Effect of Radiation, Heat, and Aging on In Vitro Wear Resistance of Polyethylene

Radiation cross-linking increases the wear resistance of polyethylene used in total hip replacement. Radiation also generates residual free radicals, which are detrimental to long-term properties of polyethylene. Two approaches are used to stabilize the residual free radicals and terminally sterilize the components. One is postirradiation annealing with gas sterilization and the other is postirradiation melting with gamma sterilization in nitrogen. The hypothesis of the current study is that postirradiation annealing followed by gamma sterilization in nitrogen will result in more free radicals in polyethylene than gamma sterilization either in air or in nitrogen alone. To test this hypothesis, concentration of residual free radicals was quantified in polyethylene that was annealed and gamma sterilized in nitrogen and control polyethylenes gamma sterilized in air versus in nitrogen.

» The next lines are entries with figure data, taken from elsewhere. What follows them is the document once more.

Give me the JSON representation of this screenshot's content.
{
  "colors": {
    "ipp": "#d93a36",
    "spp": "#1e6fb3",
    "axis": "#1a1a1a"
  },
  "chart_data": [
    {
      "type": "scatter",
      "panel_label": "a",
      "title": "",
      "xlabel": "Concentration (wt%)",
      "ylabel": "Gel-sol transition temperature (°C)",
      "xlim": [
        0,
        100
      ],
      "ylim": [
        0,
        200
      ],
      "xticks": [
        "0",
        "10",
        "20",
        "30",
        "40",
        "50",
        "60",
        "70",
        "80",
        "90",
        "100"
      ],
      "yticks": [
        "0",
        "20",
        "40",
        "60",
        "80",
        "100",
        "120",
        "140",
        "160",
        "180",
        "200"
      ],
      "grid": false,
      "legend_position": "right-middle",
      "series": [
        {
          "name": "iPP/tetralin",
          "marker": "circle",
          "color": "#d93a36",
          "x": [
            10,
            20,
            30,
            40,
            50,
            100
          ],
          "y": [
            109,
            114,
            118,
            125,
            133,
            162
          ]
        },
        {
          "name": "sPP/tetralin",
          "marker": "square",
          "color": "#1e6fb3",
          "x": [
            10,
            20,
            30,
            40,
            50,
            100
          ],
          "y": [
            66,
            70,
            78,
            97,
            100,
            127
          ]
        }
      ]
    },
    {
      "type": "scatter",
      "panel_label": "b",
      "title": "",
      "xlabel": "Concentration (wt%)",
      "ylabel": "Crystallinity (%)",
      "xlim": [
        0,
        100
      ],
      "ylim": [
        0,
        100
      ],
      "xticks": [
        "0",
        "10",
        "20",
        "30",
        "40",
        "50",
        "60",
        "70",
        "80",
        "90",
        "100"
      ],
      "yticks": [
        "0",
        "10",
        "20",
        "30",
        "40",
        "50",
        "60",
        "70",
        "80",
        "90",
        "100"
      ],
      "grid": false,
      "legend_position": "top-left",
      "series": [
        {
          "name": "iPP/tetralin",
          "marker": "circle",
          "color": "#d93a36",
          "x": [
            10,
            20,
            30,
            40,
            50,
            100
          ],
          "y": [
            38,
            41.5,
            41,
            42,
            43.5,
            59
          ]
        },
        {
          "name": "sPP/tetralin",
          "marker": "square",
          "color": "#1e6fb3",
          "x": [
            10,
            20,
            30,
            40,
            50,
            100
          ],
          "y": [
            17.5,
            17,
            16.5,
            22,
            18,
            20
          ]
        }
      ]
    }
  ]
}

Three crosslinked polyethylenes that were melted and gas sterilized also were included in the study. The effects of residual free radicals were studied by accelerated aging. Oxidation levels and weight loss in bidirectional pin-on-disk tests were determined before and after aging. Polyethylene that was subjected to postirradiation annealing and gamma sterilization resulted in 58% more residual free radicals than control polyethylenes. Weight loss of the annealed polyethylene increased by 16-fold on accelerated aging and had three times higher oxidation levels than that measured in control polyethylenes after aging. In contrast, polyethylenes that were stabilized with postirradiation melting and terminally gas sterilized showed no detectable residual free radicals. Accelerated aging did not affect the weight loss and oxidation levels of melted polyethylenes.